There is something very twisted about the way we look at the world. Everything has to have a why. Why did this happen?

  • I’m sick, why? Well, you’re evil, that’s why. You did something wrong and now you’re being punished for it. 
  • I lost everything, why? Well, if you hadn’t bought that big screen TV and you’d made better choices, maybe you’d have avoided that. So tough luck.
  • I got raped last night, why? Well, if you hadn’t worn that mini-skirt and tank top, maybe that guy could have kept his hands off you. You got what you deserved.


This is what we presume is the truth. This is how we think the world works. The disasters of life are our own making. It’s their fault things went south for them. But that’s not the truth. It’s just magical thinking. We’re fooling ourselves. If only I avoid what he didn’t....If only I don’t do what they did....then nothing bad will ever happen to me. I’ll never get lost. I’ll never get sick. I’ll never be poor. I’ll never be hurt by anyone. And life will be just perfect as long as I don’t do what they did.

Well, good luck with that. Life doesn’t work that way.

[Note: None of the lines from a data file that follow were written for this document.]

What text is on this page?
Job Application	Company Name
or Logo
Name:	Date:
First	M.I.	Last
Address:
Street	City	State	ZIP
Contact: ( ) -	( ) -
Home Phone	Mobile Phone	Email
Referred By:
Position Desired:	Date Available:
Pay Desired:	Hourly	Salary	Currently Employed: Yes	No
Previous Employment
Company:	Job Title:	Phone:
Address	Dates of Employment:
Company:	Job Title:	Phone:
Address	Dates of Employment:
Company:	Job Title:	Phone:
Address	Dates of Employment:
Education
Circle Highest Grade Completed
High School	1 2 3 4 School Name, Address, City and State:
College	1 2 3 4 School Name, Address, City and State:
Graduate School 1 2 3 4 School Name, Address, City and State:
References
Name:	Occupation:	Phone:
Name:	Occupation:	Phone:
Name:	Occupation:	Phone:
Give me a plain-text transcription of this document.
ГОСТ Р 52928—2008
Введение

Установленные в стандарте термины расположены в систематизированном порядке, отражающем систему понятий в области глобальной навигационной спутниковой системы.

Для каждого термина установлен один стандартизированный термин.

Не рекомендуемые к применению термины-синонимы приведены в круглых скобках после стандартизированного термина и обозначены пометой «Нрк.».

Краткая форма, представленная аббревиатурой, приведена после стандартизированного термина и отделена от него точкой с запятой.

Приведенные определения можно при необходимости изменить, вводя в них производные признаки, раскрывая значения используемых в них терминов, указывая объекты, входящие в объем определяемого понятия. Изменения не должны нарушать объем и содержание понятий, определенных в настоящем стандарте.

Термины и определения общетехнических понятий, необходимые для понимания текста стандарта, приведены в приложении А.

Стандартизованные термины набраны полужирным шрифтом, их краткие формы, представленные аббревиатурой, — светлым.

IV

That’s the ugly truth. That’s what we don’t want to face. That these things can happen to us completely randomly. We can get lost and never do anything wrong. Our lives can fall apart even when we have the best of intentions, even when we do everything right.

That kitten didn’t choose to be abandoned by its mother. Just as my friends growing up didn’t ask for the things that happened to them. But they were lost nonetheless. Just as we could be and maybe are.

Lost perhaps, but not without hope. For the Savior we follow goes forth time and time again. Like the shepherd into the hills, he seeks the lost. He strives constantly to bring them home again. When we are lost, he comes seeking us. When they are lost, he goes after them.

The Pharisees of this age and every other may condemn the lost in order to feel good about themselves, but Christ goes forth to find us. You, me, and everyone else who’s ever had life take an ill turn or ever found ourselves in over our head by choices that looked good at the time. It doesn’t really matter to Jesus how we got lost. What matters to him is how can he get us home again.

And to that end, he came to this world, was born, lived, and then in the ultimate act of compassion he went to the cross. He went for us. He went for them. He went for all those lost and damaged by sin, their own or others. He went to make us whole again, to heal our wounds, to bind us up. He went to that cross for all the lost lambs of the world. For you and me and for everyone else. It doesn’t matter if we’re lost. What matters is that we’ve been found. Amen.